DeClue, born in 1954 in Jefferson City, originally came to the University of Missouri to get her art history degree: “I was going to be the best damn curator ever,” she laughs. However, practicality called, and DeClue put this dream aside to begin what would be a lifelong, devoted career in nursing. Currently a nurse at the Missouri Cancer Associates, DeClue admits, “It has turned out that I do love it. But it’s not my passion.”

Like all true artists, DeClue cannot remember a time in her life she wasn’t creating. She began to pursue her work in earnest in 2002, when complications from a neck surgery forced her to slow down life’s obligations, allowing her art to flood in. In 2005, she was selected for an intensive period of study at the prestigious Santa Fe Art Institute. For two months, DeClue lived and worked in community with other artists in art-infused New Mexico, which helped her develop her own personal style.

“I didn’t realize until several years ago that all people didn’t see the world the way I did,” she says. “It was like an epiphany – I realized that what I do is truly different.”

DeClue’s lack of formal art training has both its advantages and disadvantages. Though she admits she sometimes gets in over her head with a project, never having learned the limitations of certain media allows her to work purely from the visions that appear in her head. As with Small Wonders (upper right), the 2005 work to thank for her acceptance to the Santa Fe Art Institute, DeClue had never been warned a 48”x54” linoleum block print would be an ambitious project, and therefore didn’t think to shy away from it. Small Wonders, which is a cry for this culture to reverse its de-mystification of Nature, now hangs in DeClue’s downtown coffee haunt, Lakota.

Rather than settling for representation, DeClue entreats viewers to enter her state of mind. In a recent multi-media collage series she has nicknamed The Word (bottom right), she writes or pastes text from altar prayers, a German Bible and other cultural religious influences, creating chaos from structural antiquity. By forcing these concepts to collide, she disrupts the mutual exclusivity these old religions have claimed.

“The concept is, God is God,” she explains. “What is the difference between religions? Why are we pointing the finger and damning one another? There is a universality here.”

Freed from the burden of defining her work in art historical terms, DeClue allows her art, simply, to be what it is. When asked about her influences, she shakes her head firmly. “I look at all other work, and there’s nothing I find that I don’t like. I take every opportunity to see every piece of art I can.”


Artist Statement

‘the image chooses the artist’, Evri Kwong to myself, 2005.

The ‘image’ has always chosen me.
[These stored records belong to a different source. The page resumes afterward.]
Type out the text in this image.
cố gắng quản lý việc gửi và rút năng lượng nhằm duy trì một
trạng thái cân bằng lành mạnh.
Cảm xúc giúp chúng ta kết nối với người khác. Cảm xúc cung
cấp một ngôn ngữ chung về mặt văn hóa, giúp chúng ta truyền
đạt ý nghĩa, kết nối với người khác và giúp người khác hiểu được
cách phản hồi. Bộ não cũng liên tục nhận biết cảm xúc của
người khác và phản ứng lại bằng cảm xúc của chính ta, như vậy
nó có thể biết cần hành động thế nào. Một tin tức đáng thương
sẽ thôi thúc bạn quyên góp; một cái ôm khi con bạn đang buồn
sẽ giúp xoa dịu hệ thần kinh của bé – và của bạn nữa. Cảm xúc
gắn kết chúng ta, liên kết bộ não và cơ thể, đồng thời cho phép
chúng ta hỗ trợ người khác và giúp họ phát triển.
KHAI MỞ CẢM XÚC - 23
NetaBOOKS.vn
It can be triggered by a dream, a concept, an event, a social reality, a tiny bloom, an insect with gossamer wings-something touches my soul.
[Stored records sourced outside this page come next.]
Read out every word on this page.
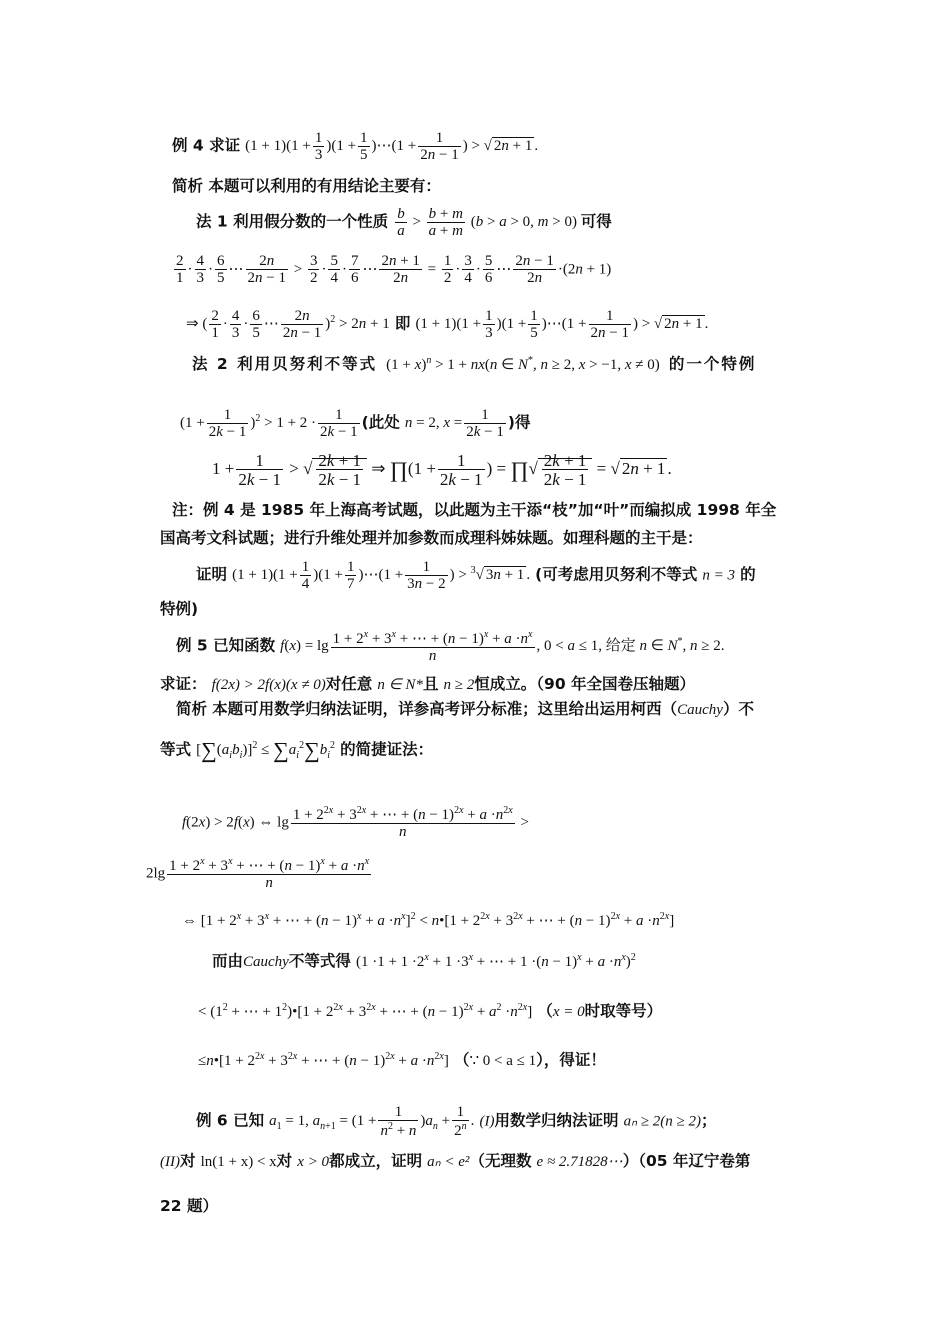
例 4 求证 $(1 + 1)(1 + \frac{1}{3} )(1 + \frac{1}{5}$ )⋯(1 + $\frac{1}{2n - 1}$ ) > √ 2n + 1 .
简析 本题可以利用的有用结论主要有：
法 1 利用假分数的一个性质 $\frac{b}{a} > \frac{b + m}{a + m} (b > a > 0$, m > 0) 可得
$\frac{2}{1} \cdot \frac{4}{3} \cdot \frac{6}{5}$ ⋯ $\frac{2n}{2n - 1} > \frac{3}{2} \cdot \frac{5}{4} \cdot \frac{7}{6}$ ⋯ $\frac{2n + 1}{2n} = \frac{1}{2} \cdot \frac{3}{4} \cdot \frac{5}{6}$ ⋯ $\frac{2n - 1}{2n} \cdot(2n + 1)$
⇒ ( $\frac{2}{1} \cdot \frac{4}{3} \cdot \frac{6}{5}$ ⋯ $\frac{2n}{2n - 1} )^2 > 2n + 1$ 即 $(1 + 1)(1 + \frac{1}{3} )(1 + \frac{1}{5}$ )⋯(1 + $\frac{1}{2n - 1}$ ) > √ 2n + 1 .
法 2 利用贝努利不等式 $(1 + x)^n > 1 + nx(n$ ∈ N*, n ≥ 2, x > −1, x ≠ 0) 的一个特例
$(1 + \frac{1}{2k - 1} )^2 > 1 + 2 \cdot \frac{1}{2k - 1}$ (此处 n = 2, $x = \frac{1}{2k - 1}$ )得
$1 + \frac{1}{2k - 1}$ > √ $\frac{2k + 1}{2k - 1}$ ⇒ ∏(1 + $\frac{1}{2k - 1}$ ) = ∏√ $\frac{2k + 1}{2k - 1}$ = √ 2n + 1 .
注：例 4 是 1985 年上海高考试题，以此题为主干添“枝”加“叶”而编拟成 1998 年全
国高考文科试题；进行升维处理并加参数而成理科姊妹题。如理科题的主干是：
证明 $(1 + 1)(1 + \frac{1}{4} )(1 + \frac{1}{7}$ )⋯(1 + $\frac{1}{3n - 2}$ ) > $^3$√ 3n + 1 . (可考虑用贝努利不等式 n = 3 的
特例)
例 5 已知函数 $f(x) = \lg \frac{1 + 2^x + 3^x + \cdots + (n - 1)^x + a \cdot n^x}{n}$ , 0 < a ≤ 1, 给定 n ∈ N*, n ≥ 2.
求证： f(2x) > 2f(x)(x ≠ 0)对任意 n ∈ N*且 n ≥ 2恒成立。（90 年全国卷压轴题）
简析 本题可用数学归纳法证明，详参高考评分标准；这里给出运用柯西（Cauchy）不
等式 $[\sum(a_ib_i)]^2 \le \sum a_i^2\sum b_i^2$ 的简捷证法：
f(2x) > 2f(x) ⇔ $\lg \frac{1 + 2^{2x} + 3^{2x} + \cdots + (n - 1)^{2x} + a \cdot n^{2x}}{n}$ >
$2\lg \frac{1 + 2^x + 3^x + \cdots + (n - 1)^x + a \cdot n^x}{n}$
⇔ [$1 + 2^x + 3^x$ + ⋯ + $(n - 1)^x + a \cdot n^x]^2$ < n•[1 + $2^{2x} + 3^{2x}$ + ⋯ + $(n - 1)^{2x} + a \cdot n^{2x}$]
而由Cauchy不等式得 ($1 \cdot 1 + 1 \cdot 2^x + 1 \cdot 3^x$ + ⋯ + $1 \cdot(n - 1)^x + a \cdot n^x)^2$
< ($1^2$ + ⋯ + $1^2)•[1 + 2^{2x} + 3^{2x}$ + ⋯ + $(n - 1)^{2x} + a^2 \cdot n^{2x}$] （x = 0时取等号）
≤n•[1 + $2^{2x} + 3^{2x}$ + ⋯ + $(n - 1)^{2x} + a \cdot n^{2x}$] （∵ 0 < a ≤ 1），得证！
例 6 已知 $a_1 = 1$, $a_{n+1} = (1 + \frac{1}{n^2 + n} )a_n + \frac{1}{2^n}$ . (I)用数学归纳法证明 aₙ ≥ 2(n ≥ 2)；
(II)对 ln(1 + x) < x对 x > 0都成立，证明 aₙ < e²（无理数 e ≈ 2.71828⋯）（05 年辽宁卷第
22 题）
The ‘image’ or idea stays with me. It gestates. It then chooses a medium. It grows in intensity until I have to let it out. The resulting work or works often take on a life of their own. Almost self determined.
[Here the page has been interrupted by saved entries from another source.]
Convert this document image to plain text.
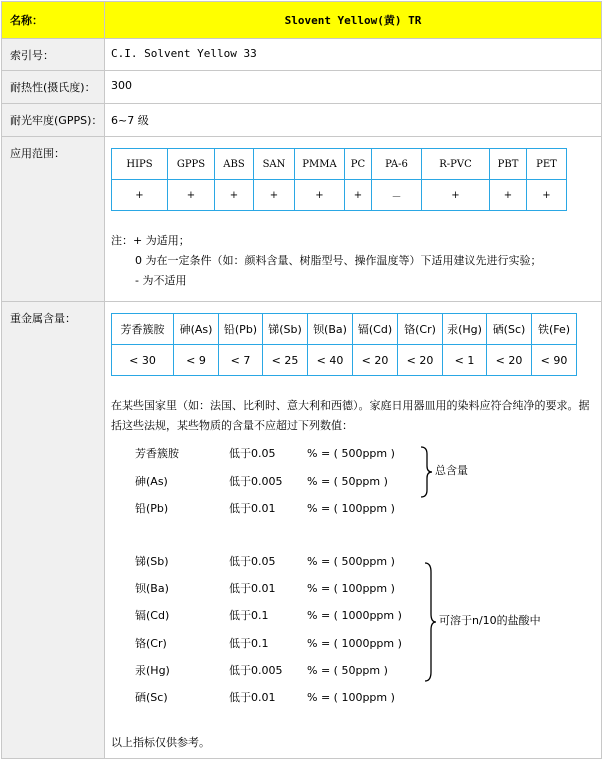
名称：	Slovent Yellow(黄) TR
索引号：	C.I. Solvent Yellow 33
耐热性(摄氏度)：	300
耐光牢度(GPPS)：	6~7 级
应用范围：	
HIPS	GPPS	ABS	SAN	PMMA	PC	PA-6	R-PVC	PBT	PET
+	+	+	+	+	+	－	+	+	+
注：+ 为适用；
0 为在一定条件（如：颜料含量、树脂型号、操作温度等）下适用建议先进行实验；
- 为不适用

重金属含量：	
芳香簇胺	砷(As)	铅(Pb)	锑(Sb)	钡(Ba)	镉(Cd)	铬(Cr)	汞(Hg)	硒(Sc)	铁(Fe)
< 30	< 9	< 7	< 25	< 40	< 20	< 20	< 1	< 20	< 90
在某些国家里（如：法国、比利时、意大利和西德）。家庭日用器皿用的染料应符合纯净的要求。据括这些法规，某些物质的含量不应超过下列数值：
芳香簇胺	低于0.05	% = ( 500ppm )
砷(As)	低于0.005	% = ( 50ppm )
铅(Pb)	低于0.01	% = ( 100ppm )
总含量
锑(Sb)	低于0.05	% = ( 500ppm )
钡(Ba)	低于0.01	% = ( 100ppm )
镉(Cd)	低于0.1	% = ( 1000ppm )
铬(Cr)	低于0.1	% = ( 1000ppm )
汞(Hg)	低于0.005	% = ( 50ppm )
硒(Sc)	低于0.01	% = ( 100ppm )
可溶于n/10的盐酸中
以上指标仅供参考。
This is how a series or large piece is conceived. This is my motivation-love colored with passion.

My thirty plus years as a nurse, and especially my years in oncology, place these constructs within my unique life experience and philosophy.

Deep respect and acute appreciation for all forms of life are interwoven with spirituality. Often a statement of society and its ‘norms’ or direction (especially when childishly self-serving) are veiled in my pieces. It is what drives my production.

Sometimes-sheer breathtaking beauty is the muse.

Sometimes-the attempt to grasp quantum mechanics. Perhaps-music, or the laugh of a child.

ART IS THE REPRESENTATION OF PASSION.